Re: [PATCH] mm, oom: Add lru_add_drain() in __oom_reap_task_mm()

Jianfeng Wang <jianfeng.w.wang@xxxxxxxxxx> · Thu, 11 Jan 2024 10:54:45 -0800

On 1/11/24 12:46 AM, Michal Hocko wrote:
> On Wed 10-01-24 11:02:03, Jianfeng Wang wrote:
>> On 1/10/24 12:46 AM, Michal Hocko wrote:
>>> On Tue 09-01-24 01:15:11, Jianfeng Wang wrote:
>>>> The oom_reaper tries to reclaim additional memory owned by the oom
>>>> victim. In __oom_reap_task_mm(), it uses mmu_gather for batched page
>>>> free. After oom_reaper was added, mmu_gather feature introduced
>>>> CONFIG_MMU_GATHER_NO_GATHER (in 'commit 952a31c9e6fa ("asm-generic/tlb:
>>>> Introduce CONFIG_HAVE_MMU_GATHER_NO_GATHER=y")', an option to skip batched
>>>> page free. If set, tlb_batch_pages_flush(), which is responsible for
>>>> calling lru_add_drain(), is skipped during tlb_finish_mmu().
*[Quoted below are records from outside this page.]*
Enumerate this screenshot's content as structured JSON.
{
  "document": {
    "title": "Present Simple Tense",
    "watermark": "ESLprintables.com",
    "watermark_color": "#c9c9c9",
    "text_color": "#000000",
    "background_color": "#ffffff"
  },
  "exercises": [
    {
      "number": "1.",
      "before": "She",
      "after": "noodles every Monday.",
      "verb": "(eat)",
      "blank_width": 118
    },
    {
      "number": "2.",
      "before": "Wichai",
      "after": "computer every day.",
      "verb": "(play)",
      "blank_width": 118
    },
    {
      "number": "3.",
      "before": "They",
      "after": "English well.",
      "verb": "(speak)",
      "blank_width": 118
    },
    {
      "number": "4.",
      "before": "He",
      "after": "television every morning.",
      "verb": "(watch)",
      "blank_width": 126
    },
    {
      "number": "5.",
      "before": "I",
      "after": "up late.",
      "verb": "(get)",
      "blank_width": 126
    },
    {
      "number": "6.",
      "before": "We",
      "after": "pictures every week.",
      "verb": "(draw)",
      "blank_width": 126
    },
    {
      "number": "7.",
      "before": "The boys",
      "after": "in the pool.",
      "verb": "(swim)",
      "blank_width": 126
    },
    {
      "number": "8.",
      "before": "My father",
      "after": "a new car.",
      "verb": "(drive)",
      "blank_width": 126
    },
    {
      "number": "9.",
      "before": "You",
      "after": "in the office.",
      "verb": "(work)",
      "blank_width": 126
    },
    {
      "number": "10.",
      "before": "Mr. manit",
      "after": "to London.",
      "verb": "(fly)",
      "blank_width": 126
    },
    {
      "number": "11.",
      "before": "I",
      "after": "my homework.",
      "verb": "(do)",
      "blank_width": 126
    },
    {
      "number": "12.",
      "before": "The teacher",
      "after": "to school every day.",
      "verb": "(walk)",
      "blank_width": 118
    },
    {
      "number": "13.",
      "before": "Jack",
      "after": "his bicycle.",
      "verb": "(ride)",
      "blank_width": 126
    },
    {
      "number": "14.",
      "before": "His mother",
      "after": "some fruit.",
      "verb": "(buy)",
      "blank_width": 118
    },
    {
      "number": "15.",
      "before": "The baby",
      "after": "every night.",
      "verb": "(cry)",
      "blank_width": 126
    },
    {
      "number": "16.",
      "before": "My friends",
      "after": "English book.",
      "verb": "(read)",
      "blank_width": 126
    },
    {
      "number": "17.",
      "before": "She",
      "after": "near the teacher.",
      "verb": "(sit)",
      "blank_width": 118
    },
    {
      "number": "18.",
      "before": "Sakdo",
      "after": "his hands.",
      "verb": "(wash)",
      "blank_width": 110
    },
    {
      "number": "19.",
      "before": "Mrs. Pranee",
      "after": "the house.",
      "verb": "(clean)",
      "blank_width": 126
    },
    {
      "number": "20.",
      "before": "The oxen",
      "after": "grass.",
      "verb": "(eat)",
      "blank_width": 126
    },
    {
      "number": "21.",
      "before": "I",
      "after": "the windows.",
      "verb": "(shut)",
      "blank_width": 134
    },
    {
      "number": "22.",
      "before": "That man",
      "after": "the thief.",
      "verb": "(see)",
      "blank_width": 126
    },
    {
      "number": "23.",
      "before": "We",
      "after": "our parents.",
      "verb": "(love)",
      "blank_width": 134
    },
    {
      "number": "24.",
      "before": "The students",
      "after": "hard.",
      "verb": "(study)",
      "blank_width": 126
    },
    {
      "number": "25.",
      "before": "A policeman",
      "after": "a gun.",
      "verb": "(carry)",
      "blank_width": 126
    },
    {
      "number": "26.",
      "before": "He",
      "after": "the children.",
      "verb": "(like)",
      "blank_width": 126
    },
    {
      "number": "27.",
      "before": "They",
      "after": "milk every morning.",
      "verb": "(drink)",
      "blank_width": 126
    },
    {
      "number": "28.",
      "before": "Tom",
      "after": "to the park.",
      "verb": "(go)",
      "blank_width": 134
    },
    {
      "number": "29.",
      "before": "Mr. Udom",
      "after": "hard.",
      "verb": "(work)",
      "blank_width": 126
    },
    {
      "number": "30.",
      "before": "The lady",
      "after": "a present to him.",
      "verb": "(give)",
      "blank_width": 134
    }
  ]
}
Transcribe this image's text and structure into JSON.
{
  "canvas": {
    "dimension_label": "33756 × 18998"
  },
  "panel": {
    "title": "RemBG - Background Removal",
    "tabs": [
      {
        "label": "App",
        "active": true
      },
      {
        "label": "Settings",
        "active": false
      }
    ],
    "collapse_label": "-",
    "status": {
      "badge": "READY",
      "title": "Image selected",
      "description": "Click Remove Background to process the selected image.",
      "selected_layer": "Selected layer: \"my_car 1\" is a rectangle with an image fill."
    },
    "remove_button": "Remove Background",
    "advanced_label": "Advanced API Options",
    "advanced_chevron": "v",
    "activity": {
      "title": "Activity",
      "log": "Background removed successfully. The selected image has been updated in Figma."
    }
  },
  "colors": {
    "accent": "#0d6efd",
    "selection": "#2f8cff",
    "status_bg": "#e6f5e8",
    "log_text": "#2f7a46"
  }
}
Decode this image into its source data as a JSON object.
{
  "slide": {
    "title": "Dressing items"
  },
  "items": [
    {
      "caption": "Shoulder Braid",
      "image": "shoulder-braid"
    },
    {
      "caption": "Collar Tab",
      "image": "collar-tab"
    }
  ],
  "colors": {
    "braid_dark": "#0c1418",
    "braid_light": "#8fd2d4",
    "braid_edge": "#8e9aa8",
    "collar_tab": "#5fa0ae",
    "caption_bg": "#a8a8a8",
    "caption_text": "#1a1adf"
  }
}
Without it,
>>>> pages could still be held by per-cpu fbatches rather than be freed.
>>>>
>>>> This fix adds lru_add_drain() prior to mmu_gather. This makes the code
>>>> consistent with other cases where mmu_gather is used for freeing pages.
>>>
>>> Does this fix any actual problem or is this pure code consistency thing?
>>> I am asking because it doesn't make much sense to me TBH, LRU cache
>>> draining is usually important when we want to ensure that cached pages
>>> are put to LRU to be dealt with because otherwise the MM code wouldn't
>>> be able to deal with them. OOM reaper doesn't necessarily run on the
>>> same CPU as the oom victim so draining on a local CPU doesn't
>>> necessarily do anything for the victim's pages.
>>>
>>> While this patch is not harmful I really do not see much point in adding
>>> the local draining here. Could you clarify please?
>>>
>> It targets the case described in the patch's commit message: oom_killer
>> thinks that it 'reclaims' pages while pages are still held by per-cpu
>> fbatches with a ref count.
>>
>> I admit that pages may sit on a different core(s). Given that
>> doing remote calls to all CPUs with lru_add_drain_all() is expensive,
>> this line of code can be helpful if it happens to give back a few pages
>> to the system right away without the overhead, especially when oom is
>> involved. Plus, it also makes the code consistent with other places
>> using mmu_gather feature to free pages in batch.
> 
> I would argue that consistency the biggest problem of this patch. It
> tries to follow a pattern that is just not really correct. First it
> operates on a random CPU from the oom victim perspective and second it
> doesn't really block any unmapping operation and that is the main
> purpose of the reaper. Sure it frees a lot of unmapped memory but if
> there are couple of pages that cannot be freed imeediately because they
> are sitting on a per-cpu LRU caches then this is not a deal breaker. As
> you have noted those pages might be sitting on any per-cpu cache.
> 
> So I do not really see that as a good justification. People will follow
> that pattern even more and spread lru_add_drain to other random places.
> 
> Unless you can show any actual runtime effect of this patch then I think
> it shouldn't be merged.
> 

Thanks for raising your concern.
I'd call it a trade-off rather than "not really correct". Look at
unmap_region() / free_pages_and_swap_cache() written by Linus. These are in
favor of this pattern, which indicates that the trade-off (i.e. draining
local CPU or draining all CPUs or no draining at all) had been made in the
same way in the past. I don't have a specific runtime effect to provide,
except that it will free 10s kB pages immediately during OOM.